Through consultation and the ongoing JRP process, Northern Gateway heard from concerned stakeholders along the proposed route. From January to August of this year, members of the public and interested groups presented evidence and statements to the JRP outlining their feelings about the Project. We heard strong views from all that we must protect the environment and the way of life of the communities along the pipeline path.
“Northern Gateway shares this view,” said Ms. Holder. “Protecting people and the environment is our top priority, which is why we announced enhancements to make what was already a very safe project even safer.”

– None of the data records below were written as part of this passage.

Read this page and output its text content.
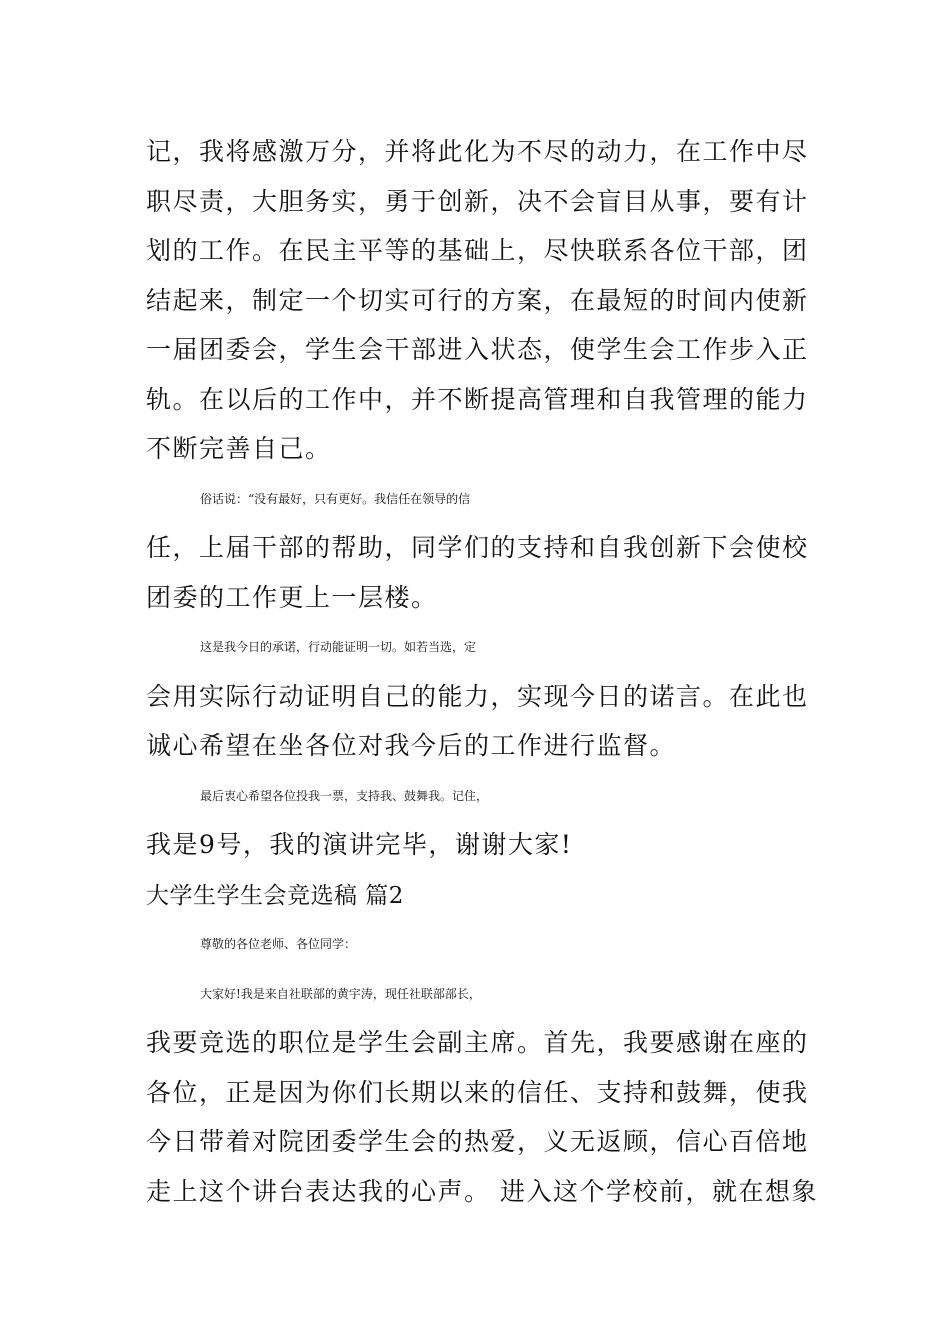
记，我将感激万分，并将此化为不尽的动力，在工作中尽
职尽责，大胆务实，勇于创新，决不会盲目从事，要有计
划的工作。在民主平等的基础上，尽快联系各位干部，团
结起来，制定一个切实可行的方案，在最短的时间内使新
一届团委会，学生会干部进入状态，使学生会工作步入正
轨。在以后的工作中，并不断提高管理和自我管理的能力
不断完善自己。
俗话说：“没有最好，只有更好。我信任在领导的信
任，上届干部的帮助，同学们的支持和自我创新下会使校
团委的工作更上一层楼。
这是我今日的承诺，行动能证明一切。如若当选，定
会用实际行动证明自己的能力，实现今日的诺言。在此也
诚心希望在坐各位对我今后的工作进行监督。
最后衷心希望各位投我一票，支持我、鼓舞我。记住，
我是9号，我的演讲完毕，谢谢大家!
大学生学生会竞选稿 篇2
尊敬的各位老师、各位同学：
大家好!我是来自社联部的黄宇涛，现任社联部部长，
我要竞选的职位是学生会副主席。首先，我要感谢在座的
各位，正是因为你们长期以来的信任、支持和鼓舞，使我
今日带着对院团委学生会的热爱，义无返顾，信心百倍地
走上这个讲台表达我的心声。 进入这个学校前，就在想象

In July 2012, Northern Gateway announced additional measures to ensure pipeline safety and integrity on the Project, including: increased pipeline wall thickness; more remote-operated isolation valves; more in-line inspections; and staffing at remotely-located pump stations to heighten monitoring, response and security.
“We’ve been looking forward to our opportunity to provide answers about our design. We’ve worked for many years to propose a route that balances environmental protection with the desires of local communities,” said Raymond Doering, Northern Gateway’s Manager of Engineering and a key member of the Prince George technical panel.
BC’s north has a long history with forestry, mining, hydro, energy pipelines and natural gas exploration. Northern Gateway has devoted much effort to utilizing existing forest service roads, cutlines, cutblocks, and other pre-disturbed lands to minimize environmental impacts.
“We’ve made many changes to the design and route of the proposed pipeline and many of the changes are a direct result of listening to communities and working to address their concerns and interests.” Mr. Doering stated.
Northern Gateway is an energy infrastructure project of national importance that will enable Canada to achieve a strategic imperative – to connect our world class resources to international markets and correct our sole dependence on a single market for that resource.
Currently, oil is Canada’s most valuable export, worth $67 billion last year alone. Virtually all of that trade went to the U.S. – a market where demand is flat and domestic supply is rising exponentially.
This dependence, combined with pipeline bottlenecks in oil distribution hubs in the U.S., has trapped our valuable resource, and forced Canadian energy producers to sell at deep discounts. That has meant billions in lost revenues for producers and governments.
“At points in our nation’s history, we have been faced with monumental infrastructure challenges that were overcome, often amid heated debate, and eventually laid the foundation for benefits and prosperity for generations. We’re at that point again,” said Ms. Holder.
Northern Gateway can deliver significant economic benefits to Canada—a boost to Canada’s GDP of more than $270 billion in the first 30 years, and over $80 billion in additional tax revenues. Hundreds of millions will be spent in the Aboriginal and non-Aboriginal communities of the north during construction. Thousands of jobs will be created.
“The benefits this Project can bring to First Nations, British Columbians, Albertans and all Canadians are significant. But to capture these benefits, Canadians must have confidence that the Project can be built and operated safely, protecting people and the environment,” said Ms. Holder.
Following conclusion of the hearings in Prince George, the hearings will resume in Prince Rupert (Nov. 22 – Dec. 18).